Public health experts suggest monitoring COVID patients in intensive care as well as intensive care unit capacity to better gauge COVID’s effect on serious illness. About 1 in 4 U.S. hospitals with ICUs recently reported that at least 95% of their critical care beds were full.
Deaths may rise, but not skyrocket
There is hope that vaccination coverage, improved medical treatment and the milder characteristics of the omicron variant will mean that fewer infections end in death. But the unprecedented number of cases may still lead to high levels of mortality.
“Are we going to see deaths increase? Yes, we are,” said Hamilton of the Council of State and Territorial Epidemiologists. “And they are going to go up if cases keep increasing this way.”
Experience throughout the pandemic shows it takes at least three weeks after an increase in cases to see a resulting increase in deaths, which may explain why death counts have risen only slightly.

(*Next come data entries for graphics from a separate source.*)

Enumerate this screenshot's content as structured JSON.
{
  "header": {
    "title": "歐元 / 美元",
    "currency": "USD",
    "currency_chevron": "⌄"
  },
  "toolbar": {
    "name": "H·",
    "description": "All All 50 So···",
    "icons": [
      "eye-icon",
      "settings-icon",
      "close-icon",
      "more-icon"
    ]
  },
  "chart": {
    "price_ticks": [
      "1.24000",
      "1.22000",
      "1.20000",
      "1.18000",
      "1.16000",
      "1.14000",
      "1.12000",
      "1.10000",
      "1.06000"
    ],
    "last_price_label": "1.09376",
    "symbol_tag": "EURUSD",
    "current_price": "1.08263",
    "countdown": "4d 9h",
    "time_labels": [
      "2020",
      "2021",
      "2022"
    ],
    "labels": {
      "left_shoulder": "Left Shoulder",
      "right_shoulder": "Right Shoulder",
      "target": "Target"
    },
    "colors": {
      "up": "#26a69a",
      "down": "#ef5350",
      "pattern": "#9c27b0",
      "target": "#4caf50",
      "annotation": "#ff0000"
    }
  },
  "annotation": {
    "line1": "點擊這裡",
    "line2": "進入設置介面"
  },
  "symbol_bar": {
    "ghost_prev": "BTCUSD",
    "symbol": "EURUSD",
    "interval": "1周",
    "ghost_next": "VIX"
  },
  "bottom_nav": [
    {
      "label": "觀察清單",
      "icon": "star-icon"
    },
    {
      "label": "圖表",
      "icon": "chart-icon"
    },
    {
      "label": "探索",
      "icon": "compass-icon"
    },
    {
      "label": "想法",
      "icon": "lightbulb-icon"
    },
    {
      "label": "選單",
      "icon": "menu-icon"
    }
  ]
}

Trends in deaths lag behind cases and hospitalizations by weeks because of the time it takes for people to become seriously ill and the time needed to complete and file death records. This lag varies by state and often becomes longer in times when there are more deaths, or when a case surge is overwhelming the public health system, as it is now.
Already, there are some troubling early signs of death counts rising in some of the Northeastern states first hit with omicron, including New York, Connecticut, New Jersey and Massachusetts.
Deaths can generally be predicted by looking at hospitalizations and counting backward by three weeks, suggesting that deaths will almost double in the next three weeks, said Dr. David Dowdy, a public health researcher at the Johns Hopkins Bloomberg School of Public Health. But it’s still possible that deaths will not rise as sharply as cases and hospitalizations have, he added.